Thursday, June 18, 2009
I am listening to Renaissance Polyphonic music again, to Tudors, and Flemish composers at the court of Beatrice D'Este in Ferrara, and trying to understand the compositional differences between Obrecht and Ockheghem, Josquin and Isaac. Why do this? Because it is some of the most heavenly music on earth. It is music of great fervor and almost kaleidoscopic complexity, and its re-emergence in our own time has influenced many. Neither Arvo Part or John Taverner or Oswaldo Golijov or Nico Muhly would be the same without it, different as each is. It is one part of history which our part of history is trying to bend its skull around. The work "supreme in its anomaly"--the work our own time is most attracted to-- is probably Thomas Tallis' motet Spem in Alium, a motet for eight choirs of five voices, or forty parts, which may be the most complex piece of music written. It has been recorded sixteen or so times, including a budget CD of it alone (it averages about eleven minutes in performance)by the King's Singers, the CD equivalent of a single. I have six recordings almost accidentally, of which I tend to rely on three:the Tallis Singers on a two-disk anthology of Tallis' music, Paul van Nevel and the Huelgas Ensemble in a recording on Sony called Utopia Triumphans, and a recording by David Wilcox and the Winchester Choir on
the pellucid, the plangent, and the weighty.
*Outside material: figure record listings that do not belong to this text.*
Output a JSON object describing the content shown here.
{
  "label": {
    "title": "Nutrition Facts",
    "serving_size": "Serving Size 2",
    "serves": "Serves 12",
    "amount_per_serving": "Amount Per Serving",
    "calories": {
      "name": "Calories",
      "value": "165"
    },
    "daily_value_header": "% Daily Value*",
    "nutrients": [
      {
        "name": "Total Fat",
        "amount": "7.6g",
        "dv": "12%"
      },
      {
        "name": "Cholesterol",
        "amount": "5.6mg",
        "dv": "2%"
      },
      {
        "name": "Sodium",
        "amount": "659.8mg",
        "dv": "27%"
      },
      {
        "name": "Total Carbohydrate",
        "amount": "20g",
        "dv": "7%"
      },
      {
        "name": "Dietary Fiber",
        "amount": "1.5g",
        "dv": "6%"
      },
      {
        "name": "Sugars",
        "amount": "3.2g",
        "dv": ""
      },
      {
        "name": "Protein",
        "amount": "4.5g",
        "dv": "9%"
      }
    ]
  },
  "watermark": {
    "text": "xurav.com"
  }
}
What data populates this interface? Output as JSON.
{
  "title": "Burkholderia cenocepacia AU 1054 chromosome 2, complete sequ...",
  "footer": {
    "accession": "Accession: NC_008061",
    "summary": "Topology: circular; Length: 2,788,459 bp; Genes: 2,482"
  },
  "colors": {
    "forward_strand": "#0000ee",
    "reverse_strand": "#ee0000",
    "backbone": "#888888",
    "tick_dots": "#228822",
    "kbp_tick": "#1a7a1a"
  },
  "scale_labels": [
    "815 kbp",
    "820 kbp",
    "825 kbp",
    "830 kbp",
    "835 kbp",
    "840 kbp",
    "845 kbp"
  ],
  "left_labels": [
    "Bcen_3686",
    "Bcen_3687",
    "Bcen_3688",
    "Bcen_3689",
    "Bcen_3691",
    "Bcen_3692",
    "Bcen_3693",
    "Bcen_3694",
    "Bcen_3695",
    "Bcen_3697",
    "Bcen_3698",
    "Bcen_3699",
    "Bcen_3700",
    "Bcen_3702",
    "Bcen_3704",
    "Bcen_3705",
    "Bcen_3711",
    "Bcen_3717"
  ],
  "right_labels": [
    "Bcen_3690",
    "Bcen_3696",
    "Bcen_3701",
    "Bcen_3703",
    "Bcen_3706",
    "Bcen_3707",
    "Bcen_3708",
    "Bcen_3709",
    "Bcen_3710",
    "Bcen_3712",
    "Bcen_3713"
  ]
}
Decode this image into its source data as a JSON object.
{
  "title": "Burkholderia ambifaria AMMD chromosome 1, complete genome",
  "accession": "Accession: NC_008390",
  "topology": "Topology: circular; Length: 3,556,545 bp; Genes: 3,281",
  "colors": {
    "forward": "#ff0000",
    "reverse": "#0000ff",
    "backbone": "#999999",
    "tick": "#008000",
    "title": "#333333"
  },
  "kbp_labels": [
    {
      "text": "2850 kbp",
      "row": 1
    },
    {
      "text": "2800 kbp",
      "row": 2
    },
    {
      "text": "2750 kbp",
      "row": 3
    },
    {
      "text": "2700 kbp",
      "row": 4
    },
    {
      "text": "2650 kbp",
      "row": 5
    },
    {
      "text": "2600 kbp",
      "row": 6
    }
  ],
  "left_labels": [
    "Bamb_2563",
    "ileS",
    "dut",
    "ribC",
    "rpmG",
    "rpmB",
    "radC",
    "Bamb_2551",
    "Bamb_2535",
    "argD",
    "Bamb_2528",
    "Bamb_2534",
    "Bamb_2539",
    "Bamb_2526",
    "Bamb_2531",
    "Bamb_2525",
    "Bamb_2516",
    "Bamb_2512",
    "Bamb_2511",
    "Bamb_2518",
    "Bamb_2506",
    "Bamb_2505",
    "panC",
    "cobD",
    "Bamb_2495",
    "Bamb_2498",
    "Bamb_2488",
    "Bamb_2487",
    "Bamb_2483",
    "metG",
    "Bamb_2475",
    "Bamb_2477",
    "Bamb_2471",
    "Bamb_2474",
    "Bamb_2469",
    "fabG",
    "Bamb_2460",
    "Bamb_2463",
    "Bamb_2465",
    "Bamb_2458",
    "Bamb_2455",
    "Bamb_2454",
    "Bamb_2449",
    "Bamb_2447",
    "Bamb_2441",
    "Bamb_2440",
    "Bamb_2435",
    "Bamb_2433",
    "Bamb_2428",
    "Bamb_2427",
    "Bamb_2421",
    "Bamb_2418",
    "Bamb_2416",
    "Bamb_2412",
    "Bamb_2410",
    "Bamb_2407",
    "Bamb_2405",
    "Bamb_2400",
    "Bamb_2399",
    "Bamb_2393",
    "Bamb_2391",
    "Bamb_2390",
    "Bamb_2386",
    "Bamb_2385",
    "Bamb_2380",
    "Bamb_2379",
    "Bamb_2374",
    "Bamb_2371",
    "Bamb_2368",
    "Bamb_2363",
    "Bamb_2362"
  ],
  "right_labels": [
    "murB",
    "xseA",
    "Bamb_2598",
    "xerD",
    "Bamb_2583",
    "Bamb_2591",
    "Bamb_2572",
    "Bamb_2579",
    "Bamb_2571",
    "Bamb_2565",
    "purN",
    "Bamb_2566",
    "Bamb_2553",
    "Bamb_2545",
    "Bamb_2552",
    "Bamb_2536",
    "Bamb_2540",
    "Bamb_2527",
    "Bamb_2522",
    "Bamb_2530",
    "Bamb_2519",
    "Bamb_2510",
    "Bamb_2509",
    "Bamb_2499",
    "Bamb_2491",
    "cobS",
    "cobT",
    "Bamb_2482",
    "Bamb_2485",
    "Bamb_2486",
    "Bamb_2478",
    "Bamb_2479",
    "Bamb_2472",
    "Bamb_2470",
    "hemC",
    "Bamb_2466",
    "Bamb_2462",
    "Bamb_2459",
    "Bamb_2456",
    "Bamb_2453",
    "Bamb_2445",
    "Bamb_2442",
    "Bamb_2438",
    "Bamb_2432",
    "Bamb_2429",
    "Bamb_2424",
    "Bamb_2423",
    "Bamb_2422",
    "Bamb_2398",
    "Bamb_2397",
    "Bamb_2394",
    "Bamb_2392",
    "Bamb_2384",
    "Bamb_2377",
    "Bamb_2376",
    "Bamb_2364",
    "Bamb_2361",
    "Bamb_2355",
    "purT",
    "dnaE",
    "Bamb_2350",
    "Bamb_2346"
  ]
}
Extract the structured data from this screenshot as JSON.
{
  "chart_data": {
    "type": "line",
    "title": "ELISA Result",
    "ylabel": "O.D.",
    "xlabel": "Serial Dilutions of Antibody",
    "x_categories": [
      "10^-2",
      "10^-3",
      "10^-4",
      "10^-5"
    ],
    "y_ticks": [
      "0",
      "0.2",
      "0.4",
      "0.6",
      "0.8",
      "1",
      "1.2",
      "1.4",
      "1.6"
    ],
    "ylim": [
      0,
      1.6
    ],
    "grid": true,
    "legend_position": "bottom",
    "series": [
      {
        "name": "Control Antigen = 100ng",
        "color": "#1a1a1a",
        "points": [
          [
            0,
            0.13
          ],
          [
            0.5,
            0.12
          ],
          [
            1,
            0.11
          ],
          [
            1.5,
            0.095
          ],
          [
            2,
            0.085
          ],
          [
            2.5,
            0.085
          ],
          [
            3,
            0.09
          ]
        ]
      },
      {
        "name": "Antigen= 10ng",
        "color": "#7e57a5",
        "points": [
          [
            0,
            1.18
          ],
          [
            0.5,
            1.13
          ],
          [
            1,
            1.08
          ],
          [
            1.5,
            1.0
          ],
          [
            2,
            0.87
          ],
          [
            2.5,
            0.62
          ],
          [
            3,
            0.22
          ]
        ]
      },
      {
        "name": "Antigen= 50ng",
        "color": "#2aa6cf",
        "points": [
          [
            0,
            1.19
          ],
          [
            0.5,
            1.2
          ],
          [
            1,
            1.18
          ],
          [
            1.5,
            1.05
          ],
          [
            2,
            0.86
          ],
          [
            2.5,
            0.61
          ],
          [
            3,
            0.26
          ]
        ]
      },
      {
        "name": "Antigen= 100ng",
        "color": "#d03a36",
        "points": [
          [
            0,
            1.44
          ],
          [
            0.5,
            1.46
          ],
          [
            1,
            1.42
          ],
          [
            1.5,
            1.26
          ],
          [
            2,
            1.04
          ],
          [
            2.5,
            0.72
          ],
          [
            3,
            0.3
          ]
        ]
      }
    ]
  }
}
The Tallis Singer's anthology fully demonstrates Peter Phillip,the director's, assertion that Tallis is one of the composers with the greatest range, from plain four square hymnody to this auditory cathedral of a work. Van Nevel's disk puts Spem in Alium in the context of other high Renaissance tour de forces, and it is instructive to compare a masterpiece, as Spem in Alium surely is, to a feat of ingenuity, such as a forty voice motet by Striggio, much as it is clarifying to compare Michelangelo's frescos with Guilio Romano's. Van Nevel's approach has a certain controlled wildness to it. Wilcox's has from the start a sense of the work's bigness that the others don't. But each reveals things that the others de-emphasize; this is a work which can not be summed up, only successfully traversed. The Kronos quartet has recorded it as an instrumental work with multiple dubbings, and there is a midi program of all forty parts from top to bottom on the internet, (thank you,David Siu ) which allows one to hear it part by part, which I have done, the matter of a good part of a day. In 2006, the Scottish artist Janet Cardiff installed 40 speakers at MOMA to play each part separately; the speakers were set up in a circle so the part-singing swirled around the listeners in conformity with some theories as to how it was performed in the time of King James 1, with the choristers encircling the listeners. My first exposure to it was in the 1970's on a recording released by the CLERKES OF OXENFORD. It featured, if I remember correctly, counter-sopranos as well as counter-tenors. It seens to me now, as it did then, to be like a huge Dantesque rose of heaven in sound or the musical equivalent of Borges' Aleph, the coin at the bottom of the stairs in his parable of the same name, in which all that is or shall be can be seen clearly, separately, simultaneously.